Recently, I was fortunate to spend a week – more or less – alone in complete silence. Now, I am in the midst of a community-building engagement program. As suggested by the name, the program involves lots of communication and connection with those belonging to my current community, and interaction with other external communities too. In short, a lot of talking: a big jump from my week of silence, in which I felt very isolated from the external.
During the week, I intentionally secluded myself from the social. Whilst I allowed myself the space to write, draw and meditate, I did so without human interaction or stimuli (including music). I certainly had moments of what I would categories as complete silence. In these moments, stillness displaced an awareness of body, of mind. In doing so, I was suspended in time, and suspended in space. I felt still, completely and utterly quiet. However, beyond these moments, I never actually felt like I was silent. Further, I never felt that I was alone. I engaged in much inner conversation, and became an observer of my thoughts, my feelings, and watched their passing through the cross-sections of consciousness. In doing so, I became comfortable with both silence and non-silence.

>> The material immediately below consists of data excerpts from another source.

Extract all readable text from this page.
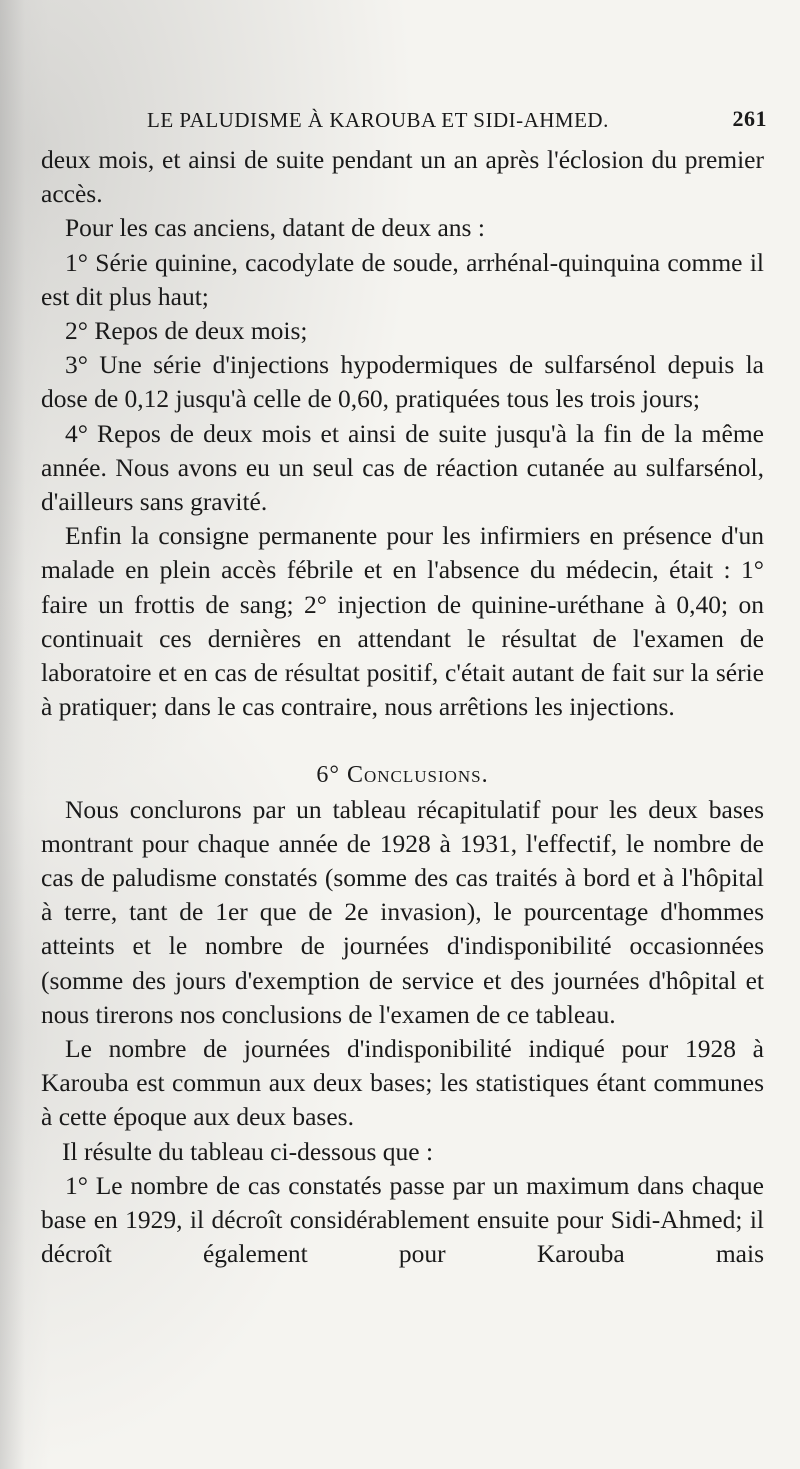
LE PALUDISME À KAROUBA ET SIDI-AHMED.	261

deux mois, et ainsi de suite pendant un an après l'éclosion du premier accès.

Pour les cas anciens, datant de deux ans :

1° Série quinine, cacodylate de soude, arrhénal-quinquina comme il est dit plus haut;

2° Repos de deux mois;

3° Une série d'injections hypodermiques de sulfarsénol depuis la dose de 0,12 jusqu'à celle de 0,60, pratiquées tous les trois jours;

4° Repos de deux mois et ainsi de suite jusqu'à la fin de la même année. Nous avons eu un seul cas de réaction cutanée au sulfarsénol, d'ailleurs sans gravité.

Enfin la consigne permanente pour les infirmiers en présence d'un malade en plein accès fébrile et en l'absence du médecin, était : 1° faire un frottis de sang; 2° injection de quinine-uréthane à 0,40; on continuait ces dernières en attendant le résultat de l'examen de laboratoire et en cas de résultat positif, c'était autant de fait sur la série à pratiquer; dans le cas contraire, nous arrêtions les injections.

6° Conclusions.

Nous conclurons par un tableau récapitulatif pour les deux bases montrant pour chaque année de 1928 à 1931, l'effectif, le nombre de cas de paludisme constatés (somme des cas traités à bord et à l'hôpital à terre, tant de 1er que de 2e invasion), le pourcentage d'hommes atteints et le nombre de journées d'indisponibilité occasionnées (somme des jours d'exemption de service et des journées d'hôpital et nous tirerons nos conclusions de l'examen de ce tableau.

Le nombre de journées d'indisponibilité indiqué pour 1928 à Karouba est commun aux deux bases; les statistiques étant communes à cette époque aux deux bases.

Il résulte du tableau ci-dessous que :

1° Le nombre de cas constatés passe par un maximum dans chaque base en 1929, il décroît considérablement ensuite pour Sidi-Ahmed; il décroît également pour Karouba mais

I caught myself out, by effortlessly feeling at peace, and very connected to my surrounds: to the food that I was eating, to the plant that sat on the window sill, to my body and my heart. As thoughts floated through my mind, so too did images and colours. I noted that thoughts are not my own; my feelings, ideas, existence – they come from elsewhere. When I observed my thoughts, I saw where they came from – I saw that they could not exist if it weren’t for the external. They could not exist if it weren’t for my connection to the outside. Through awareness, the line that separates the external and internal is a furry, blurred mind that ultimately is an illusion.
It was quite the shock transferring to a large group environment. A few days have passed, and the contrast is becoming less obvious as time progresses. During the first day in particular I noted some changes in the way in which I communicated. First, deep self-reflection had resulted in a heightened awareness of myself – but in a way that reiterated how my ‘self’ is indeed simply an accumulation of everything around me. This reiterated my view that I am not my own: I am an extension of the Earth. Observing how the outside world flows through me, particularly when I erode pre-conceptions of what is, i.e. judgement, is a beautiful and raw way to exist. Armed with this understanding, I am trying to practice living in a raw way. Second, I realised just how powerful not saying something can be. Sometimes, leaving gaps in conversation can create as much meaning as filling those gaps with words. A smile, or a gesture, might be an appropriate filler: and more meaningful than speaking. Third, I realised how much I like to listen, and to feel my way into conversations, and being. This point, a continuation from the last, also relies on the power of space – the power of not saying anything at all. By creating a comfortable space, through feeling in to a situation and then assessing and appropriate reaction, communication flows freely and without effort. In these situations, we find ourselves connecting in a way that tests the boundaries of what is typically socially expected and accepted. In doing so, our communication becomes both honest, and creative. Free.